I watched a video of him for about an hour. I really enjoyed it. Forgive me I am Catholic, but I also found it a bit annoying. He seemed very earnest and good hearted but like some here I found him to be a bit bitter towards the Tea Party or certain conservative groups. Like someone said when he goes off into that it's best to just sort of take it with a grain of salt. Roman Catholics have the same problem with their lay theologians or whatever they are. Catholic Answers is sort of disliked by even traditionalists who are not big fans of the SSPX. Frank Shaffer seems to be the Orthodox version.  It's important to remember that both the Catholic and Orthodox leave the voice of the Church to clergy moreso, though not absolutely lest it all become clericalism.
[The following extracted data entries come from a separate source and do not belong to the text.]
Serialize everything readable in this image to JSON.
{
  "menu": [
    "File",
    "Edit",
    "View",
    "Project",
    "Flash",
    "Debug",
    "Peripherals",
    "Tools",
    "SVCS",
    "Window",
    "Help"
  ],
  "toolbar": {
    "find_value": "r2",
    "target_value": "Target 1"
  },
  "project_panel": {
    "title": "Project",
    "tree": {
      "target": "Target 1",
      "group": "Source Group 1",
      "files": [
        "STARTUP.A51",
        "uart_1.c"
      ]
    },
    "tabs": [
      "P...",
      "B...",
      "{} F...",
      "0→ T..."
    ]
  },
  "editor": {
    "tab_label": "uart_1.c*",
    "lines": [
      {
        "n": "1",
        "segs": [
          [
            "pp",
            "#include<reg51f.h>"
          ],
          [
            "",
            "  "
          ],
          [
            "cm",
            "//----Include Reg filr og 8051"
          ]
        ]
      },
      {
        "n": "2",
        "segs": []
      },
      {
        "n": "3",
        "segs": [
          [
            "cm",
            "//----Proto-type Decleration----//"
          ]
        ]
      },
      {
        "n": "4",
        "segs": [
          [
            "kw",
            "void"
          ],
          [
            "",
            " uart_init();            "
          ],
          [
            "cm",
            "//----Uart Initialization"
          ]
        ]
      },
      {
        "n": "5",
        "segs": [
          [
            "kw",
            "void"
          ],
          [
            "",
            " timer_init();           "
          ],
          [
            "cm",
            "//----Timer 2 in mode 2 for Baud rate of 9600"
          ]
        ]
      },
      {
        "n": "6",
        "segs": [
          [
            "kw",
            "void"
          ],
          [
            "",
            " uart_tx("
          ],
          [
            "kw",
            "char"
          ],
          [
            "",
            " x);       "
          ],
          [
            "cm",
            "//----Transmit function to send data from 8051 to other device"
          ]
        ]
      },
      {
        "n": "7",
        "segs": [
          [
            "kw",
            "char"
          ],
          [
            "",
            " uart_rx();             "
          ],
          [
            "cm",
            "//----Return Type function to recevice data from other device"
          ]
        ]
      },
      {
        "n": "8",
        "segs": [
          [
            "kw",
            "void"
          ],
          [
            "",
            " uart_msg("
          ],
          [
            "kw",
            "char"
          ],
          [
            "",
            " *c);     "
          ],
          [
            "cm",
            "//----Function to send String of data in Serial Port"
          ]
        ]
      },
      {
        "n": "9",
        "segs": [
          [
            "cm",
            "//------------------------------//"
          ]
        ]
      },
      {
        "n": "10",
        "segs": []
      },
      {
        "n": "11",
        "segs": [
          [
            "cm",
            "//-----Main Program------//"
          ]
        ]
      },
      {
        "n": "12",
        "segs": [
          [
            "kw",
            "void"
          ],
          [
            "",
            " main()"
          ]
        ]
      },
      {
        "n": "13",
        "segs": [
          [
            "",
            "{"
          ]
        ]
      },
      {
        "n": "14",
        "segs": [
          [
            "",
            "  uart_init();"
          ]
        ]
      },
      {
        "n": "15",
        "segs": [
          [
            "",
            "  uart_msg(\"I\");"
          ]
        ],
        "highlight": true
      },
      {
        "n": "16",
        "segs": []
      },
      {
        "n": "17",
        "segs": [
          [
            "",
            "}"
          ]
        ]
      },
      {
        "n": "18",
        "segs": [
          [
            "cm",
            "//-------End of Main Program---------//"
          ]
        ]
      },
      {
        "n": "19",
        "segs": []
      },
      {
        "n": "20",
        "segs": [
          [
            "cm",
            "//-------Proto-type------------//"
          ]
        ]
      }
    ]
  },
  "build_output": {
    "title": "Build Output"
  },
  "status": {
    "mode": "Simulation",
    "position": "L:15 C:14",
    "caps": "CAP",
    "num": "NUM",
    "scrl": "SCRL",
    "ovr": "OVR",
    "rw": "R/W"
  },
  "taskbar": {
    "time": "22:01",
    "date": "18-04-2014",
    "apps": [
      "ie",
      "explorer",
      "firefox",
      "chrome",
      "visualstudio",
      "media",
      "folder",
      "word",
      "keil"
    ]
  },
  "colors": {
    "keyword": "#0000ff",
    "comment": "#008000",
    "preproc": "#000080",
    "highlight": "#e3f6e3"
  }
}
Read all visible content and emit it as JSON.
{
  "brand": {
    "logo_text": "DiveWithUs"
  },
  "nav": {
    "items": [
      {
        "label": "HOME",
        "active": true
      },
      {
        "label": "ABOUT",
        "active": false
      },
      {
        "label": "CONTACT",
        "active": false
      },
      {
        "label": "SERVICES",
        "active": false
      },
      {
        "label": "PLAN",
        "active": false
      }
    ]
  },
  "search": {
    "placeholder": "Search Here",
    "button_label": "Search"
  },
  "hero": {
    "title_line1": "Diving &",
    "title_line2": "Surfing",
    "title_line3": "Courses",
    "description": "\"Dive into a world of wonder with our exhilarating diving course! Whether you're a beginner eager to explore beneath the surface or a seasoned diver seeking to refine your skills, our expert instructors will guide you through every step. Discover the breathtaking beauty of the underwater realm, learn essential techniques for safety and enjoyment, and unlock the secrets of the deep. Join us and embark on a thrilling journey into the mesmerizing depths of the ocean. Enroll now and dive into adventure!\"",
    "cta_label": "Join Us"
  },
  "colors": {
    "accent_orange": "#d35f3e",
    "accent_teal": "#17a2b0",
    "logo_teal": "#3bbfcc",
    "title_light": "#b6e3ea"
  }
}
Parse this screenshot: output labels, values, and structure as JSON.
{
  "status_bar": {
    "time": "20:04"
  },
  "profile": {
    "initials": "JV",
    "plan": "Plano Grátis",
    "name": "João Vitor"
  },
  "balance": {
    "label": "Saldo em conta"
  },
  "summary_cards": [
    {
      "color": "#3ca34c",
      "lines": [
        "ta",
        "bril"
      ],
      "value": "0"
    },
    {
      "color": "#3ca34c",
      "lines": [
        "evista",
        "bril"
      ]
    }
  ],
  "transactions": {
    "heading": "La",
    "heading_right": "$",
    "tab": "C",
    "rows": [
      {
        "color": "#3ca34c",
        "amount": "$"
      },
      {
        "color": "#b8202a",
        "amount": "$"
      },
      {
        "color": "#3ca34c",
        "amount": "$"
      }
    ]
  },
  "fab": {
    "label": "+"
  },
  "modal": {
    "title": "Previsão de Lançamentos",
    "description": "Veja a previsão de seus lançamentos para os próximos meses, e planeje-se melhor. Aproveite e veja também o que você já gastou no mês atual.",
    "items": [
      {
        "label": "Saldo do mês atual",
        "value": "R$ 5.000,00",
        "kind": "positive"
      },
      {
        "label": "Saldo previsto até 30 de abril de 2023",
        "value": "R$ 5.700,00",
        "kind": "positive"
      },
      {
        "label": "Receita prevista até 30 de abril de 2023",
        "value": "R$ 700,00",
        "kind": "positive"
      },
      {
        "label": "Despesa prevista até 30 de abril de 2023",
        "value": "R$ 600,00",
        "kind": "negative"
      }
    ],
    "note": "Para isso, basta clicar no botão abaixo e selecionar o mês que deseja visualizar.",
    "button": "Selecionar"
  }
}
The problem is people like Shaffer, if it's the same as the Catholic lay theologians, sort of get this idea that they are some official voice of the Church. I've had a few people complain about their dealings with Catholic Answers and their lay theologians and the idea these guys in suits give: that they are somehow worth more than any other layman who reads Scripture and the Fathers. They've got a name and a suit or whatever. They've got something more than a blog! They are famous! Really, I like Shaffer and think he is earnest but from what I saw he fell into that same group as the Catholic Answers/EWTN type. Just look up the blog of Mark Shea. It turns into a bitter rant against traditionalists that gets annoying even though I like a lot of what Shea has to say. He even helped me look East in his own way! But like Shaffer's bitterness towards the right,  Shea get's old. Rule of thumb: Take what's good as gold, and the rest as a grain of salt. You've got a mind and can read. You've got priests. I'll read the wisdom of the Fathers, too. The Holy Spirit can help me, too. In the era of anti-clericalism, types like Shaffer can be dangerous, though not by intent.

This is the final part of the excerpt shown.